Christian Terras, directeur de Golias, et Romano Libero, pseudonyme d’un vaticaniste progressiste, ont le mérite d’offrir un titre explicite : Le grand manifeste de la restauration : Golias appelle à la résistance spirituelle. Et de conclure leur article : « Le Pape n’est pas l’Église à lui tout seul. Lorsqu’un Pontife s’enferme dans des positions dures et intransigeantes qui le coupent de la communauté vivante, l’infidélité à la vraie tradition de l’Eglise n’est alors peut-être pas celle du corps (ecclésial), mais de la tête ». Un peu plus haut ils avaient regretté qu’il n’y ait aucun assouplissement sur « l’obligation du célibat sacerdotal dans l’Église latine, la non-ordination des femmes, l’exclusion des divorcés remariés de la communion », ajoutant : « L’ensemble de la discipline liturgique est d’ailleurs revu sous l’angle d’une restauration traditionaliste et non pas simplement d’un conservatisme plus modéré. Ainsi, le Pape précise, tournant manifestement le dos à la pratique actuelle de l’Église vivante : " Il est bon que les célébrations soient en langue latine " ».

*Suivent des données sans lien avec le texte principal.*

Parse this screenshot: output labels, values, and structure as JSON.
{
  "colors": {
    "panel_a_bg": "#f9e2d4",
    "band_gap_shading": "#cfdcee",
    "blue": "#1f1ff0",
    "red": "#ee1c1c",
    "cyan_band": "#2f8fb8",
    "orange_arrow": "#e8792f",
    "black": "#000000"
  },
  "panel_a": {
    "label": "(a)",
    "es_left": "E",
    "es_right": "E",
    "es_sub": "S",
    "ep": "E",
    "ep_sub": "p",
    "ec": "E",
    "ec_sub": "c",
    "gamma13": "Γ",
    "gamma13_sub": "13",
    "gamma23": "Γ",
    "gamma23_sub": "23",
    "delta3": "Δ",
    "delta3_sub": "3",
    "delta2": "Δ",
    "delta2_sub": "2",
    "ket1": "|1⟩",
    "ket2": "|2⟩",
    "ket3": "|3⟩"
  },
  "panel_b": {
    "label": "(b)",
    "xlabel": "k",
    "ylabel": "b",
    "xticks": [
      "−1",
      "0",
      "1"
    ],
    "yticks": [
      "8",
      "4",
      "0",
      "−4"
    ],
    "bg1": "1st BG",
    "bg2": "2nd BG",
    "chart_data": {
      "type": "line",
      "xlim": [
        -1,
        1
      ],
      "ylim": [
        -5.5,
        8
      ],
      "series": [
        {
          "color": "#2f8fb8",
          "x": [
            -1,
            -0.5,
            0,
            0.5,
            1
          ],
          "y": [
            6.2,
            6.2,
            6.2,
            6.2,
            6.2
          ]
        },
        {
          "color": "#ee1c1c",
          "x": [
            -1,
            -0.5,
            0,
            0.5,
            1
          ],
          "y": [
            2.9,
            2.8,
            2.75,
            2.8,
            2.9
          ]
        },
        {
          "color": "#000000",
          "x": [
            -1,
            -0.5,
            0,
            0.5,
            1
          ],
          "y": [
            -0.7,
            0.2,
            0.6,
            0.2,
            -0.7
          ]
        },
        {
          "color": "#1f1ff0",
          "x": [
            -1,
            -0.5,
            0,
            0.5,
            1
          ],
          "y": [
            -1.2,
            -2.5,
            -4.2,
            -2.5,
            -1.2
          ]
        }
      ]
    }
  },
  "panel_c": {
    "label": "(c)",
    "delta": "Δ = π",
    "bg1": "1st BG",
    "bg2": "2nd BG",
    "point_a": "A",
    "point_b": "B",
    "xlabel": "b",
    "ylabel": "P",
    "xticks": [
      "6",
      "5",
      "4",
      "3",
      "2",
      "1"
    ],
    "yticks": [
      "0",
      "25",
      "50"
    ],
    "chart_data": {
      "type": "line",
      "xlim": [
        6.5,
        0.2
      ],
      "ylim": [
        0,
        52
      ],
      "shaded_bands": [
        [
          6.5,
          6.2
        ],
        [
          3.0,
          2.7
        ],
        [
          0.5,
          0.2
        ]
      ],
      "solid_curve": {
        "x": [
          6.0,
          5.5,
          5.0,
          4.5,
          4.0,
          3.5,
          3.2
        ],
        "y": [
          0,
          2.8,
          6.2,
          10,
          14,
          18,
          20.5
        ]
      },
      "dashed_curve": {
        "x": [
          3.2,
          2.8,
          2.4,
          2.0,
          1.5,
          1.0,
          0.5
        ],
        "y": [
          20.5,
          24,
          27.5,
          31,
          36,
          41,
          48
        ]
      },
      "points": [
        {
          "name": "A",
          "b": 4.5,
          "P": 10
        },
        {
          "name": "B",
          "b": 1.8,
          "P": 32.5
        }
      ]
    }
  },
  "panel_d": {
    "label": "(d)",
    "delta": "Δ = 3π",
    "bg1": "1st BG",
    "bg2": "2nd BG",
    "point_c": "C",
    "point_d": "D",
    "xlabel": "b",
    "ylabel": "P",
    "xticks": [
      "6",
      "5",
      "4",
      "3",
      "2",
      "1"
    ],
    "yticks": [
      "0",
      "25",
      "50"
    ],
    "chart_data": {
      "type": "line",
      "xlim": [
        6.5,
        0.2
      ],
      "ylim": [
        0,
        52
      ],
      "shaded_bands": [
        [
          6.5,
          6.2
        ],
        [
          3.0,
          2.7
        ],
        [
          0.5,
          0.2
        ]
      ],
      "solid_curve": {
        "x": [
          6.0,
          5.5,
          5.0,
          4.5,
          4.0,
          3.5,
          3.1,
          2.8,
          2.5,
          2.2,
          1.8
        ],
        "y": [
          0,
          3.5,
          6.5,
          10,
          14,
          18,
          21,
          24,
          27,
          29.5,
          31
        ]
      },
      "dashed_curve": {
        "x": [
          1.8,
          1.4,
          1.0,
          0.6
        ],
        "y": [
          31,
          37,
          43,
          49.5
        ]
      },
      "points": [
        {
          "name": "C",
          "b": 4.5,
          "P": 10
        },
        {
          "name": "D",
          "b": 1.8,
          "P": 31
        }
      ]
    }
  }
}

Mais les deux compères se distinguent de Tincq : « Il n’est pourtant pas exact d’affirmer comme le fait Henri Tincq dans le titre de son article du Monde que le Pape se prononce ainsi " pour rallier son aile la plus traditionaliste ". C’est l’inverse qui est vrai : Joseph Ratzinger est justement désireux de rallier son aile la plus traditionaliste en vue de la restauration d’ensemble à laquelle ces troupes réintégrées pourront contribuer ». Ces journalistes suggèrent ici que Benoît XVI instrumentaliserait les traditionalistes ralliés pour mieux faire aboutir la « réforme de la réforme » qui lui est chère. Le ralliement ne serait pas tant un but qu’un moyen. Face au poids des progressistes, les ralliés offriraient au pape un contrepoids qui lui permettrait d’avancer une solution intermédiaire dépassant le clivage entre traditionalistes et progressistes. Ce que Tincq affirme bien lui aussi : « Il (Benoît XVI) prépare surtout les esprits à une ‘réforme’ de la réforme de la liturgie ».